Malignant Review Movie

Malignant Review

James Wan's latest film is a patchwork of '70s and 1980s horror allusions, however the story threads aren't held together as well. The story sways through time to ensure that Madison (Annabelle Wallis) is a sluggish nurse who is struggling the abuse of her spouse (Jake Abel) is able to piece together who she is when she's victimized by a stalker which has her and the local police awestruck.


It certainly has the look of a vintage one despite its modern-day surroundings. An old Gothic house with some similarity to the house in Beetlejuice is the main focus and is surrounded by retro appliances such as telekinetic dangers and telepathic communication via radios and televisions are reminiscent from Poltergeist or Carrie. When it comes to the most horrific killing scenes Malignant might give Mario's A Bay Of Blood a an uphill battle.

With all the ideas going at once The pacing can be erratic.

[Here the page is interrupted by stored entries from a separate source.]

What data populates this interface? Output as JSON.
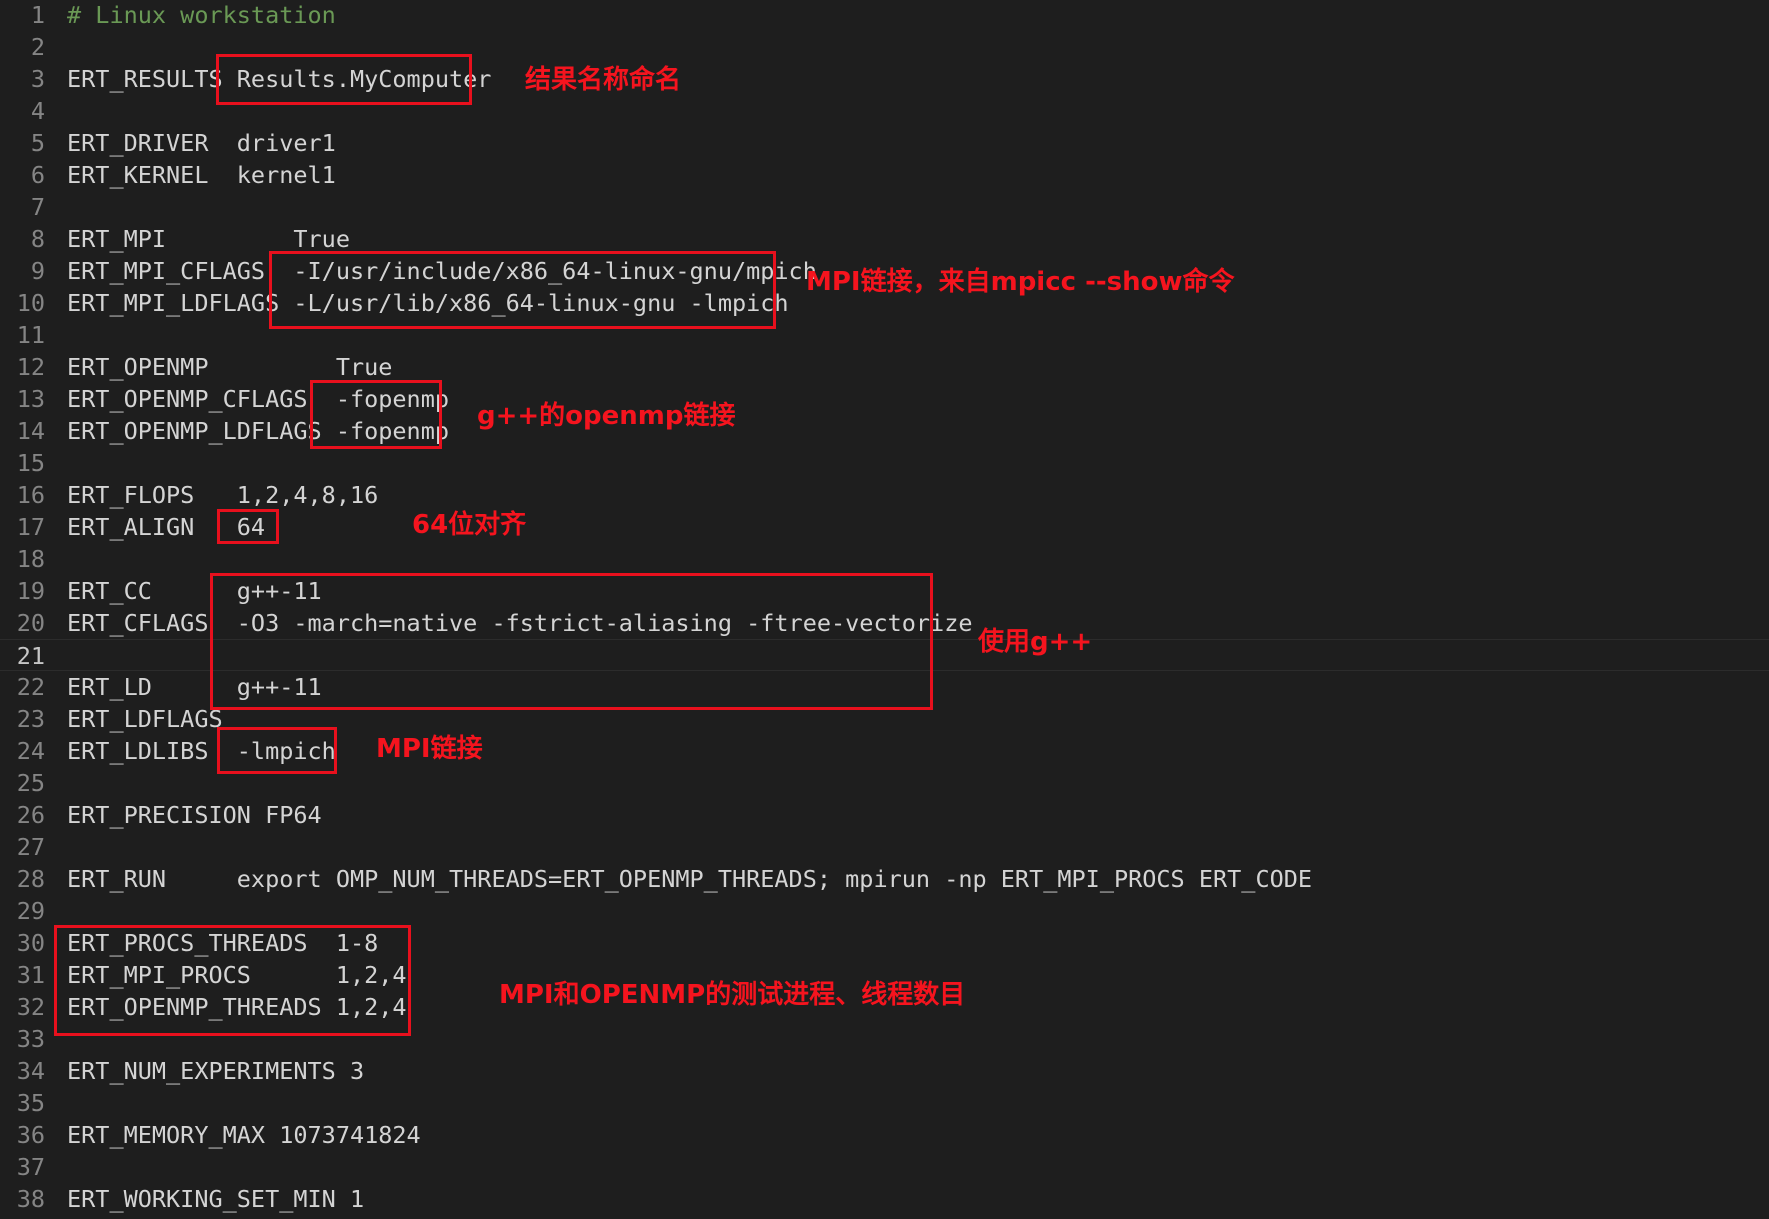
{
  "editor": {
    "lines": [
      {
        "n": "1",
        "text": "# Linux workstation",
        "type": "comment"
      },
      {
        "n": "2",
        "text": ""
      },
      {
        "n": "3",
        "text": "ERT_RESULTS Results.MyComputer"
      },
      {
        "n": "4",
        "text": ""
      },
      {
        "n": "5",
        "text": "ERT_DRIVER  driver1"
      },
      {
        "n": "6",
        "text": "ERT_KERNEL  kernel1"
      },
      {
        "n": "7",
        "text": ""
      },
      {
        "n": "8",
        "text": "ERT_MPI         True"
      },
      {
        "n": "9",
        "text": "ERT_MPI_CFLAGS  -I/usr/include/x86_64-linux-gnu/mpich"
      },
      {
        "n": "10",
        "text": "ERT_MPI_LDFLAGS -L/usr/lib/x86_64-linux-gnu -lmpich"
      },
      {
        "n": "11",
        "text": ""
      },
      {
        "n": "12",
        "text": "ERT_OPENMP         True"
      },
      {
        "n": "13",
        "text": "ERT_OPENMP_CFLAGS  -fopenmp"
      },
      {
        "n": "14",
        "text": "ERT_OPENMP_LDFLAGS -fopenmp"
      },
      {
        "n": "15",
        "text": ""
      },
      {
        "n": "16",
        "text": "ERT_FLOPS   1,2,4,8,16"
      },
      {
        "n": "17",
        "text": "ERT_ALIGN   64"
      },
      {
        "n": "18",
        "text": ""
      },
      {
        "n": "19",
        "text": "ERT_CC      g++-11"
      },
      {
        "n": "20",
        "text": "ERT_CFLAGS  -O3 -march=native -fstrict-aliasing -ftree-vectorize"
      },
      {
        "n": "21",
        "text": "",
        "current": true
      },
      {
        "n": "22",
        "text": "ERT_LD      g++-11"
      },
      {
        "n": "23",
        "text": "ERT_LDFLAGS"
      },
      {
        "n": "24",
        "text": "ERT_LDLIBS  -lmpich"
      },
      {
        "n": "25",
        "text": ""
      },
      {
        "n": "26",
        "text": "ERT_PRECISION FP64"
      },
      {
        "n": "27",
        "text": ""
      },
      {
        "n": "28",
        "text": "ERT_RUN     export OMP_NUM_THREADS=ERT_OPENMP_THREADS; mpirun -np ERT_MPI_PROCS ERT_CODE"
      },
      {
        "n": "29",
        "text": ""
      },
      {
        "n": "30",
        "text": "ERT_PROCS_THREADS  1-8"
      },
      {
        "n": "31",
        "text": "ERT_MPI_PROCS      1,2,4"
      },
      {
        "n": "32",
        "text": "ERT_OPENMP_THREADS 1,2,4"
      },
      {
        "n": "33",
        "text": ""
      },
      {
        "n": "34",
        "text": "ERT_NUM_EXPERIMENTS 3"
      },
      {
        "n": "35",
        "text": ""
      },
      {
        "n": "36",
        "text": "ERT_MEMORY_MAX 1073741824"
      },
      {
        "n": "37",
        "text": ""
      },
      {
        "n": "38",
        "text": "ERT_WORKING_SET_MIN 1"
      }
    ]
  },
  "annotations": {
    "results_name": "结果名称命名",
    "mpi_link_show": "MPI链接，来自mpicc --show命令",
    "gpp_openmp": "g++的openmp链接",
    "align64": "64位对齐",
    "use_gpp": "使用g++",
    "mpi_link": "MPI链接",
    "mpi_openmp_threads": "MPI和OPENMP的测试进程、线程数目"
  },
  "colors": {
    "background": "#1e1e1e",
    "text": "#d4d4d4",
    "comment": "#6a9955",
    "gutter": "#858585",
    "annotation_red": "#f5141e"
  }
}
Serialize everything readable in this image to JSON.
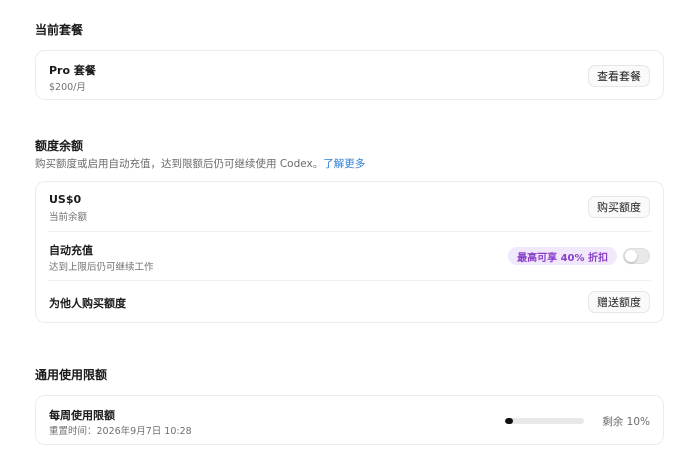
{
  "current_plan": {
    "section_title": "当前套餐",
    "plan_name": "Pro 套餐",
    "plan_price": "$200/月",
    "view_button": "查看套餐"
  },
  "credit_balance": {
    "section_title": "额度余额",
    "description": "购买额度或启用自动充值，达到限额后仍可继续使用 Codex。",
    "learn_more_link": "了解更多",
    "balance": {
      "amount": "US$0",
      "label": "当前余额",
      "buy_button": "购买额度"
    },
    "auto_recharge": {
      "title": "自动充值",
      "subtitle": "达到上限后仍可继续工作",
      "discount_badge": "最高可享 40% 折扣",
      "enabled": false,
      "badge_color": "#8a3fc9"
    },
    "gift": {
      "title": "为他人购买额度",
      "gift_button": "赠送额度"
    }
  },
  "usage_limits": {
    "section_title": "通用使用限额",
    "weekly": {
      "title": "每周使用限额",
      "reset_text": "重置时间：2026年9月7日 10:28",
      "remaining_label": "剩余 10%",
      "used_fraction": 0.1
    }
  },
  "colors": {
    "link": "#2f7fd6",
    "accent_purple": "#8a3fc9",
    "progress_fill": "#111111"
  }
}
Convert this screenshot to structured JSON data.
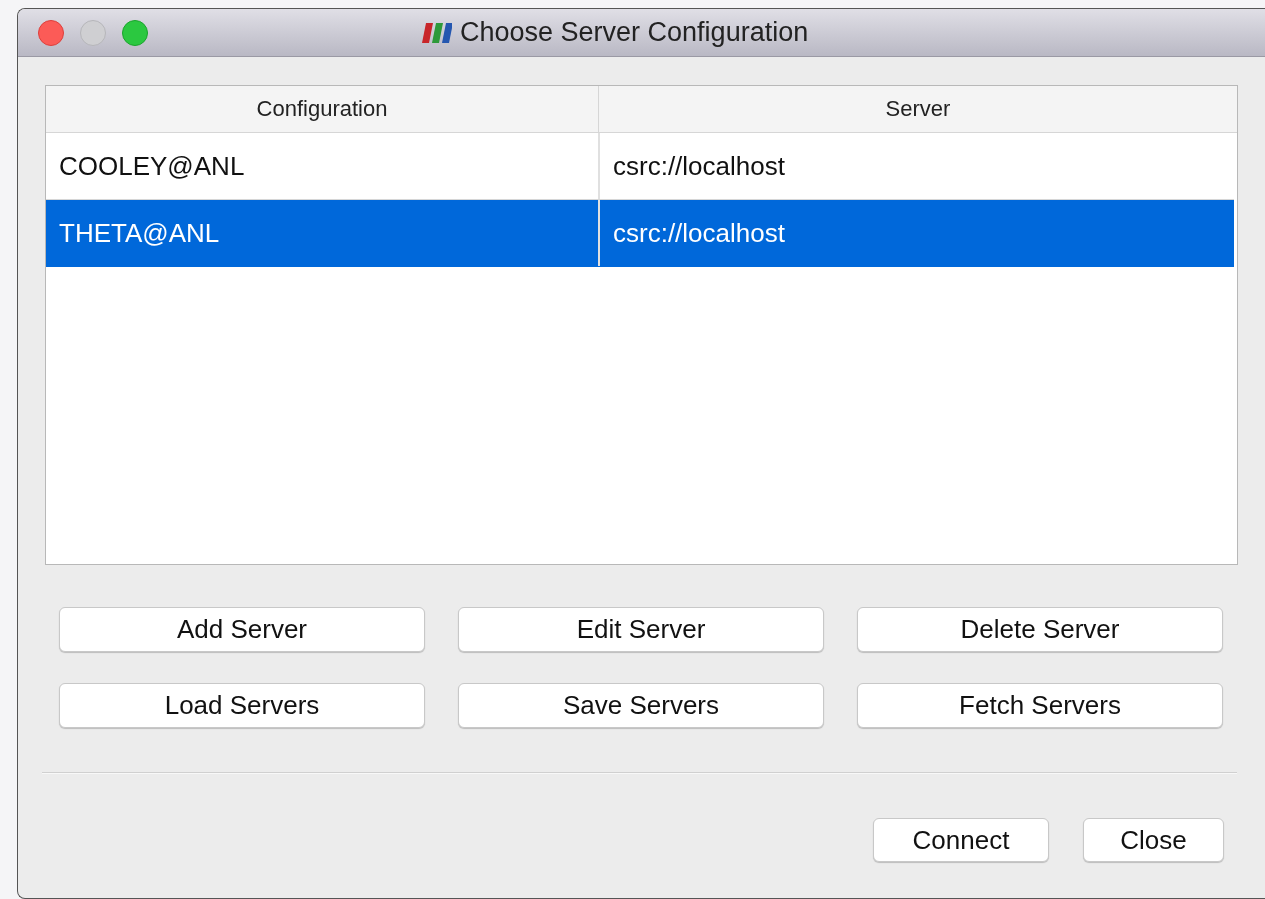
{
  "window": {
    "title": "Choose Server Configuration"
  },
  "table": {
    "columns": [
      "Configuration",
      "Server"
    ],
    "rows": [
      {
        "configuration": "COOLEY@ANL",
        "server": "csrc://localhost",
        "selected": false
      },
      {
        "configuration": "THETA@ANL",
        "server": "csrc://localhost",
        "selected": true
      }
    ]
  },
  "buttons": [
    "Add Server",
    "Edit Server",
    "Delete Server",
    "Load Servers",
    "Save Servers",
    "Fetch Servers"
  ],
  "dialog_buttons": [
    "Connect",
    "Close"
  ]
}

The body horror-themed makeup and the slasher-like film lighting beautifully hint to Cronenberg and Argento for instance: in an earlier scene, threatening glowing red light flits across the glass of a soon to be victim of a killer sporting an eerie face. The screenwriter Akela Cooper, who is working on a script that she and Wan And Ingrid Bisu came up with, utilizes these recurrent tropes of reference to defy expectations and achieve some success. However, with so many thoughts going at the same time and the pacing is often off plot holes appear and the characters supporting Detective Shaw (George Young) and her sister Sydney (Maddie Hasson) appear undeveloped.

The most obvious and worthy, tribute could be Annabelle Wallis's hairstyle. As Madison her long brunette locks that have fringes of the Suspiria's Suzy Bannion as well as The Shining's Wendy Torrance springing to mind. The latter is particularly so when Wallis is sat on an unlocked nursery door scared, her eyes bursting out, and her jaw wide trying to prevent any evil from entering.

The English actress is an absolute damsel. She displays a sharp vulnerability. However, like Duvall's famous character, Madison's wavy appearance and fragile state of mind hide a ferocious inner force eager to show in an explosive final scene that is certainly worth the long wait.